Simplify disable DR flow for OCM managed workloads to single simple step #1441

Closed nirs closed 6 days ago

nirs commented 1 month ago

Currently disabling DR for OCM managed workloads require multiple complicated steps, documented here: https://github.com/RamenDR/ocm-ramen-samples?tab=readme-ov-file#disable-dr-for-a-dr-enabled-application

For OCM discovered workloads the process is already single simple step, since OCM does not manage the application: https://github.com/RamenDR/ocm-ramen-samples/blob/6bc74a53255b2a183ad0d5bcd38b3e77cd6bc343/README.md#disable-dr-for-a-dr-enabled-ocm-discovered-application

Old flow

  1. Ensure the placement is pointing to the cluster where the workload is currently placed

    This is critical to avoid data loss if OCM moves the application to another cluster.

    This is not trivial change since the selector can be either a claimSelector and labelSelector and both can contain one or more expressions that allow the work load to run on one or more clusters.

    Assuming the workload is running on cluster1 when disabling DR, the user need to add this selector:

    spec:
     predicates:
     - requiredClusterSelector:
         claimSelector: {}
         labelSelector:
           matchExpressions:
           - key: name
             operator: In
             values:
             - cluster1
  2. Delete the drpc resource for the OCM application on the hub

  3. Wait util the deletion completes

  4. Enable OCM scheduling by deleting the annotation

    cluster.open-cluster-management.io/experimental-scheduling-disable: "true"

New flow

We want to make this a single step for the user:

  1. Delete the drpc resource

Ramen will modify the placement as needed automatically.

This will make it easy to disable DR manually or to create implement this in a application managing ramen.

Detailed steps

Setting requiredClusterSelector

The selector can have multiple values:

Ramen cannot analyze all possible combinations to ensure they are safe and result in the workload pinned to the current cluster.

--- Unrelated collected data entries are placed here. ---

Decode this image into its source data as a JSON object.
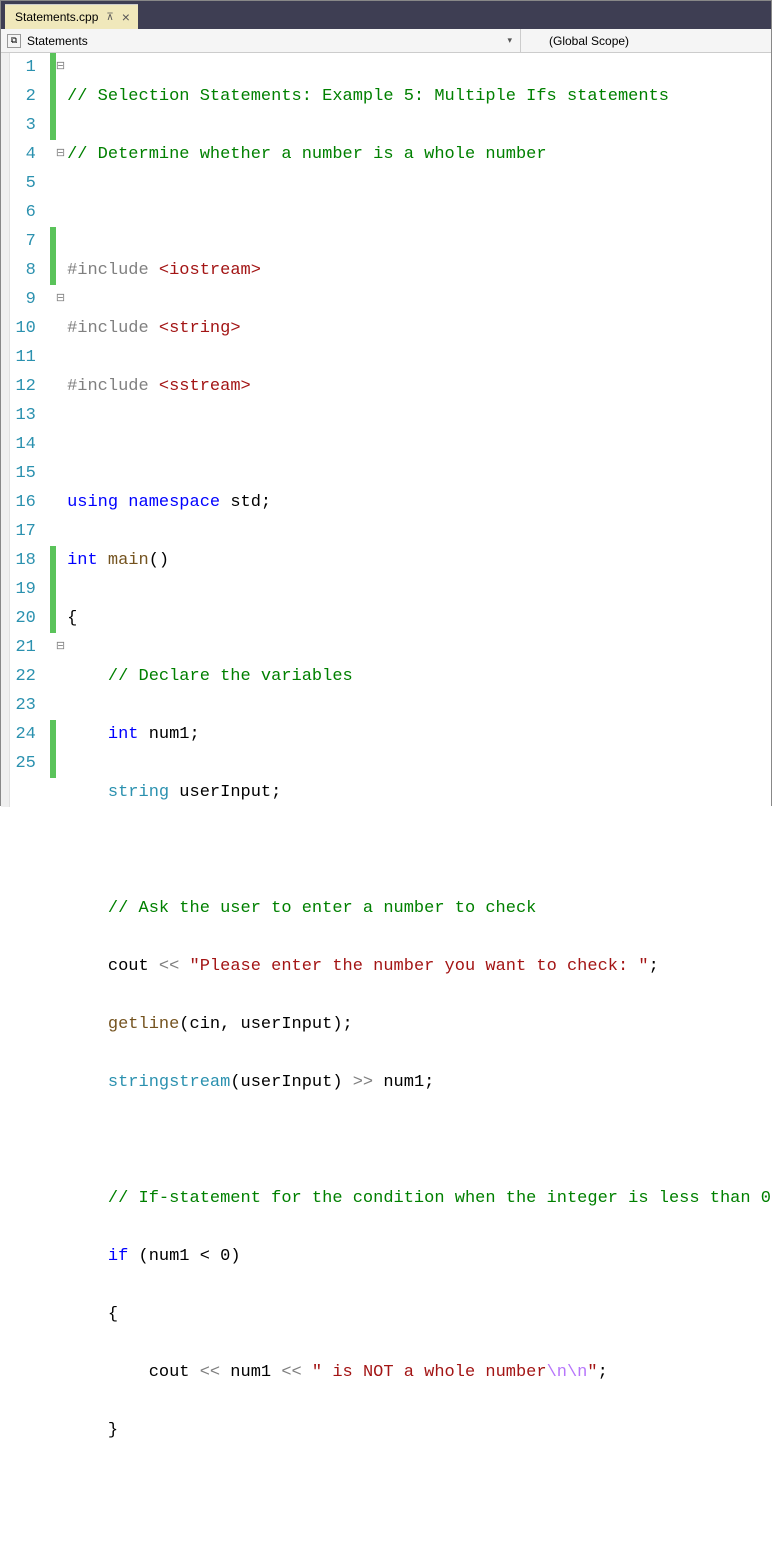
{
  "tab": {
    "filename": "Statements.cpp"
  },
  "nav": {
    "left": "Statements",
    "right": "(Global Scope)"
  },
  "lineNumbers": [
    "1",
    "2",
    "3",
    "4",
    "5",
    "6",
    "7",
    "8",
    "9",
    "10",
    "11",
    "12",
    "13",
    "14",
    "15",
    "16",
    "17",
    "18",
    "19",
    "20",
    "21",
    "22",
    "23",
    "24",
    "25"
  ],
  "changes": [
    true,
    true,
    true,
    false,
    false,
    false,
    true,
    true,
    false,
    false,
    false,
    false,
    false,
    false,
    false,
    false,
    false,
    true,
    true,
    true,
    false,
    false,
    false,
    true,
    true
  ],
  "folds": [
    "⊟",
    "",
    "",
    "⊟",
    "",
    "",
    "",
    "",
    "⊟",
    "",
    "",
    "",
    "",
    "",
    "",
    "",
    "",
    "",
    "",
    "",
    "⊟",
    "",
    "",
    "",
    ""
  ],
  "code": {
    "l1_comment": "// Selection Statements: Example 5: Multiple Ifs statements",
    "l2_comment": "// Determine whether a number is a whole number",
    "l4_include": "#include ",
    "l4_header": "<iostream>",
    "l5_include": "#include ",
    "l5_header": "<string>",
    "l6_include": "#include ",
    "l6_header": "<sstream>",
    "l8_using": "using",
    "l8_namespace": " namespace",
    "l8_std": " std;",
    "l9_int": "int",
    "l9_main": " main",
    "l9_paren": "()",
    "l10_brace": "{",
    "l11_comment": "    // Declare the variables",
    "l12_int": "    int",
    "l12_var": " num1;",
    "l13_string": "    string",
    "l13_var": " userInput;",
    "l15_comment": "    // Ask the user to enter a number to check",
    "l16_cout": "    cout ",
    "l16_op": "<<",
    "l16_str": " \"Please enter the number you want to check: \"",
    "l16_semi": ";",
    "l17_getline": "    getline",
    "l17_args": "(cin, userInput);",
    "l18_ss": "    stringstream",
    "l18_args": "(userInput) ",
    "l18_op": ">>",
    "l18_var": " num1;",
    "l20_comment": "    // If-statement for the condition when the integer is less than 0",
    "l21_if": "    if",
    "l21_cond": " (num1 < 0)",
    "l22_brace": "    {",
    "l23_cout": "        cout ",
    "l23_op1": "<<",
    "l23_var": " num1 ",
    "l23_op2": "<<",
    "l23_str1": " \" is NOT a whole number",
    "l23_esc": "\\n\\n",
    "l23_str2": "\"",
    "l23_semi": ";",
    "l24_brace": "    }"
  }
}
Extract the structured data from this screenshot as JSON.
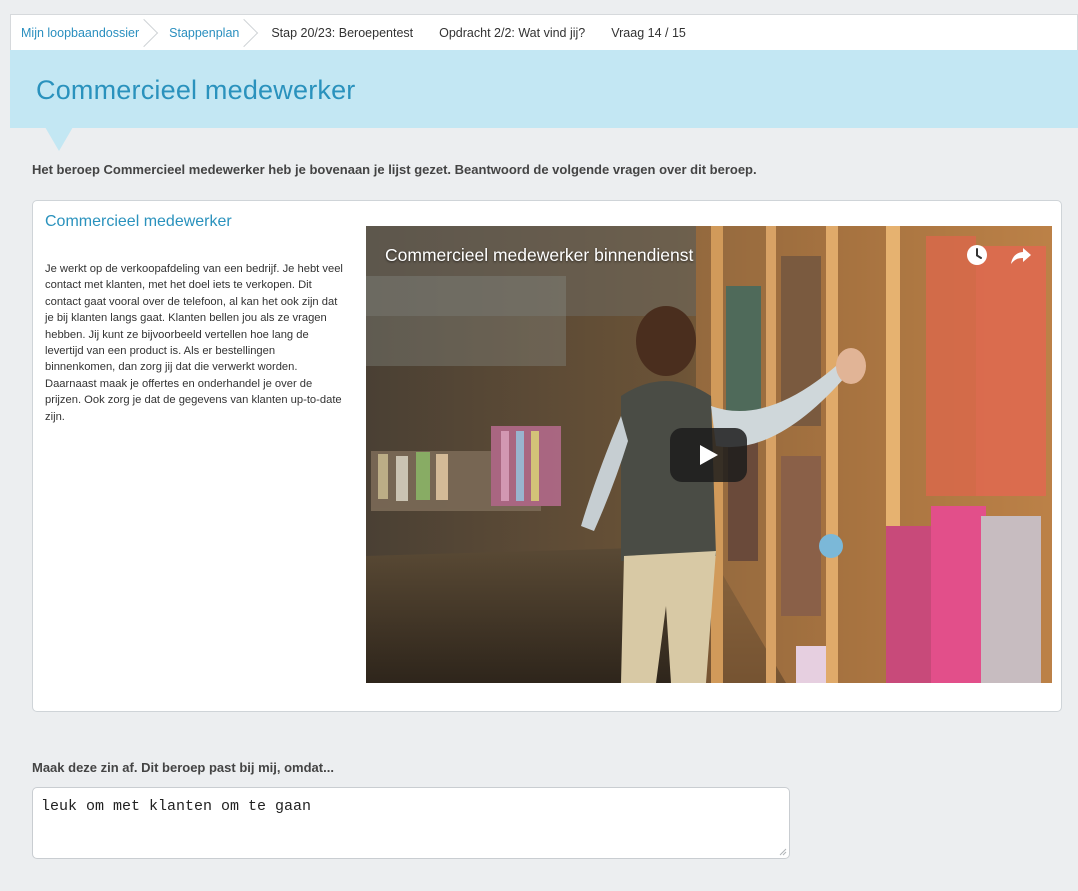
{
  "breadcrumb": {
    "items": [
      {
        "label": "Mijn loopbaandossier"
      },
      {
        "label": "Stappenplan"
      },
      {
        "label": "Stap 20/23: Beroepentest"
      },
      {
        "label": "Opdracht 2/2: Wat vind jij?"
      },
      {
        "label": "Vraag 14 / 15"
      }
    ]
  },
  "header": {
    "title": "Commercieel medewerker"
  },
  "intro": "Het beroep Commercieel medewerker heb je bovenaan je lijst gezet. Beantwoord de volgende vragen over dit beroep.",
  "card": {
    "title": "Commercieel medewerker",
    "description": "Je werkt op de verkoopafdeling van een bedrijf. Je hebt veel contact met klanten, met het doel iets te verkopen. Dit contact gaat vooral over de telefoon, al kan het ook zijn dat je bij klanten langs gaat. Klanten bellen jou als ze vragen hebben. Jij kunt ze bijvoorbeeld vertellen hoe lang de levertijd van een product is. Als er bestellingen binnenkomen, dan zorg jij dat die verwerkt worden. Daarnaast maak je offertes en onderhandel je over de prijzen. Ook zorg je dat de gegevens van klanten up-to-date zijn."
  },
  "video": {
    "title": "Commercieel medewerker binnendienst",
    "icons": [
      "clock-icon",
      "share-icon",
      "play-icon"
    ]
  },
  "question": {
    "prompt": "Maak deze zin af. Dit beroep past bij mij, omdat...",
    "answer": "leuk om met klanten om te gaan"
  },
  "colors": {
    "accent": "#2a92bd",
    "band": "#c3e7f3",
    "background": "#eceef0"
  }
}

We will replace the current selector with a new selector using labelSelector with single matchExpressions selecting the current cluster by name (name In [clustername]).

Consider issuing a warning if we replace a complex requiredClusterSelector with a simpler one.

The cluster.open-cluster-management.io/experimental-scheduling-disable annotation

We will keep the annotation on the placement when disabling DR. This is the safest solution since the user may have a gitops controlled placement, and any change we make to the placement can be overridden by the placement in git.

If the placement requiredClusterSelector is overridden and we removed the annotation, OCM may move the workload to another cluster, and the current data protected by ramen will be lost.

Number of clusters

OCM supports running application on multiple clusters concurrently, which we cannot support for DR. We will change the value to 1 when disabling DR.

PlacementRule

Similar change should be done for PlacementRule.

Change clusterReplicas to 1

Chagne clusterSelector to:

spec:
  clusterSelector:
    matchLabels:
      name: cluster1

Keep schedularName: ramen for the same reason we keep the placement annotation.

Documentation change

Add a node to the documentation that the user need to modify the placement manually if they want to change the workload placement.

Add a warning about losing data if a workload placement is changed to another cluster.